Currently its scraper can gain access to digital signature certificates of all commercial, provincial and state-led banks, but among brokerages, eight out of 56 allow the scraper to track. The firm also partners eight card companies for its card recommendation function.
Meanwhile, the app is not currently serviceable for Kakao Bank, as Korea’s second online-only bank has adopted a blockchain-based security platform for user authentication, instead of digital signature certificates.
The scraping technology had been open exclusively to banks and other financial businesses after it first arrived in Korea in the late 1990s. However, Broccoli has begun to spearhead efforts to allow customers to benefit from the formerly business-to-business technology, Chang said.
Moreover, Broccoli’s neutrality gives it an edge over other high-tech banking apps, most of which also use scraping technology, added Chang.

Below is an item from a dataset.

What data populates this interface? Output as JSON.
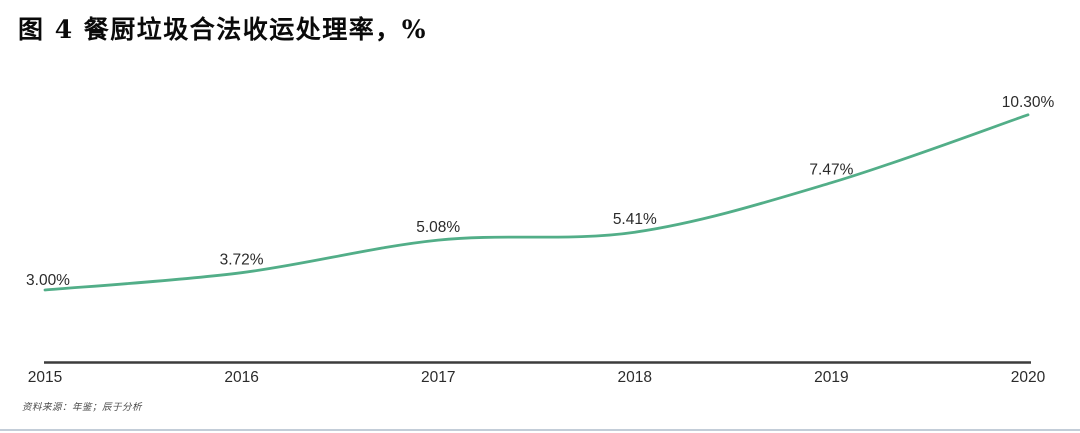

“Broccoli does not sell any particular banking service, unlike conventional banking firms, allowing its users to stay neutral in their choice that suits best to them,” he said. “That’s one of the strengths of a fintech startup.”
As of October, Broccoli has seen some 550,000 downloads and some 100,000 monthly active users. Among its users, nearly 90 percent were either in their 20s or 30s. This shows the “awareness” of customers in the Korean market, says Chang.
Founded in 2015, Dayli Marketplace, formerly known as Yello Marketplace, only operates Broccoli, as it has suspended operations of other apps such as the financial comparison platform Mopic. The firm acquired the ISO 27001 information security standard on Oct. 26, which shows its security is at the level of conventional financial players.